* BoE to leave interest rates at record-low 0.5 pct
* BoE likely to expand QE to 150 bln stg from 125 bln stg
* Analysts uncertain about BoE's QE intentions past August
* UK economy remains fragile, inflation risk subdued
By David Milliken
LONDON, July 8 (Reuters) - The Bank of England looks likely to expand its 125 billion pound quantitative easing programme and keep interest rates at a rock-bottom 0.5 percent on Thursday to sustain its attempts to lift Britain out of recession.
The newly created money -- which the Bank has used to buy government bonds and corporate debt to encourage lending to the rest of the economy -- will all be spent in two weeks unless the BoE slows down asset purchases.
So economists expect the central bank to take the stop-gap measure of expanding the scheme by 25 billion pounds, which will allow asset purchases to continue through to next month's rate meeting, when policymakers will have a new set of quarterly economic forecasts to aid a longer-term decision.
"It is a nailed-on certainty that the Bank of England's Monetary Policy Committee will keep interest rates unchanged at a record low of 0.50 percent on Thursday," said Howard Archer, economist at IHS Global Insight.
"However, we believe that there is a very strong possibility that the MPC will expand the bank's Quantitative Easing programme by a further 25 billion pounds to 150 billion."
Britain's economy is no longer in the freefall that prompted the Bank of England to launch QE in March, but there is no clear sign of a recovery either.
Industrial output recorded an unexpected, sharp fall in May after a rising for the first time in over a yearin April, while service sector measures are only consistent with anaemic growth.
Unemployment is at 7.2 percent of the workforce and rising, while modest signs that banks are starting to lend more freely have not changed the BoE's view that a credit shortage is still one of the biggest challenges to sustained growth.
However, even the BoE accepts that evidence QE has played a direct role in boosting lending is limited, making a major expansion of the programme a difficult call.

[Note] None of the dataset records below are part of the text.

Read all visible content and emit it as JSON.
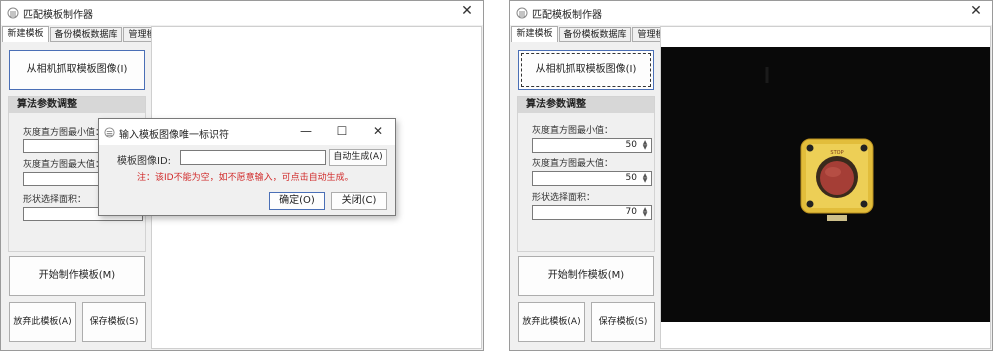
{
  "window1": {
    "title": "匹配模板制作器",
    "tabs": [
      {
        "label": "新建模板"
      },
      {
        "label": "备份模板数据库"
      },
      {
        "label": "管理模板"
      }
    ],
    "capture_button": "从相机抓取模板图像(I)",
    "group_title": "算法参数调整",
    "fields": [
      {
        "label": "灰度直方图最小值："
      },
      {
        "label": "灰度直方图最大值："
      },
      {
        "label": "形状选择面积："
      }
    ],
    "start_button": "开始制作模板(M)",
    "discard_button": "放弃此模板(A)",
    "save_button": "保存模板(S)",
    "dialog": {
      "title": "输入模板图像唯一标识符",
      "id_label": "模板图像ID:",
      "id_value": "",
      "auto_button": "自动生成(A)",
      "note": "注：该ID不能为空，如不愿意输入，可点击自动生成。",
      "ok_button": "确定(O)",
      "close_button": "关闭(C)",
      "minimize_glyph": "—",
      "maximize_glyph": "☐",
      "close_glyph": "✕"
    }
  },
  "window2": {
    "title": "匹配模板制作器",
    "tabs": [
      {
        "label": "新建模板"
      },
      {
        "label": "备份模板数据库"
      },
      {
        "label": "管理模板"
      }
    ],
    "capture_button": "从相机抓取模板图像(I)",
    "group_title": "算法参数调整",
    "fields": [
      {
        "label": "灰度直方图最小值：",
        "value": "50"
      },
      {
        "label": "灰度直方图最大值：",
        "value": "50"
      },
      {
        "label": "形状选择面积：",
        "value": "70"
      }
    ],
    "start_button": "开始制作模板(M)",
    "discard_button": "放弃此模板(A)",
    "save_button": "保存模板(S)",
    "stop_text": "STOP"
  },
  "close_glyph": "✕",
  "colors": {
    "error_red": "#d12b2b",
    "button_yellow": "#e7c43f",
    "button_red": "#a53e36",
    "image_bg": "#090909"
  }
}
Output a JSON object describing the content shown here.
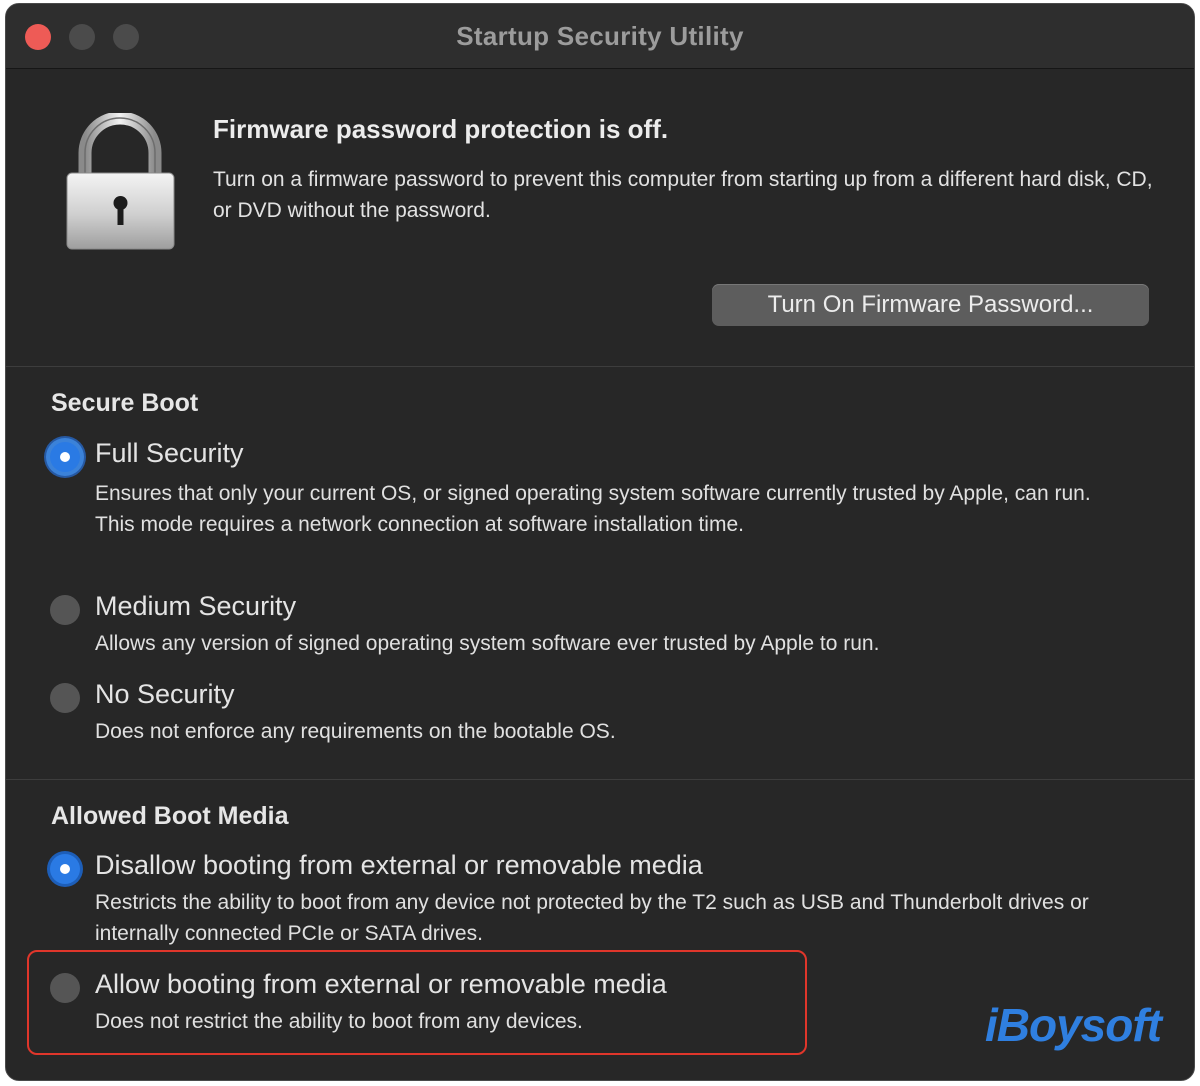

While gilt markets' central scenario is for the BoE to expand QE by 25 billion pounds, there is the risk that it could do more or nothing extra at all.
From a macroeconomic point of view, leaving a gap in asset purchases between late July and early August, when the BoE will have more data, would do little harm. But it would risk causing market turmoil unless the BoE carefully communicated that it was delaying a decision rather than ending QE altogether.
This could be difficult to finesse in the very brief statement that the BoE typically issues to outline its QE policy and rate decision at 1100 GMT.
Moreover, no policymaker has suggested that existing levels of QE pose an inflation danger which would justify winding up the scheme rapidly.
MORE THAN 25 BLN STG?
Some economists argue by contrast that the BoE will look more decisive if it announces more than 25 billion pounds of extra quantitative easing on Thursday.
But this would break the pattern of past changes in BoE QE policy, which have been timed around the availability of new forecasts in its quarterly inflation reports.
A halfway house for the BoE could be to say it has formally requested finance ministry permission to raise the QE total beyond 150 billion pounds, but delay the decision of whether to implement this until next month, said Archer.
But other economists, such as Deutsche Bank's George Buckley, are far less certain that the BoE will want to go beyond 150 billion pounds in the immediate future.
Instead, a 25 billion pound increase -- smaller than March's initial 75 billion pounds and May's 50 billion -- would be a signal that QE was coming to an end, at least temporarily.
"The MPC is likely to adopt a path of least disruption to the market and the nascent recovery process and use the final tranche of 25 billion to ease its way out of the Asset Purchase program while keeping the door open for additional purchases," Buckley said.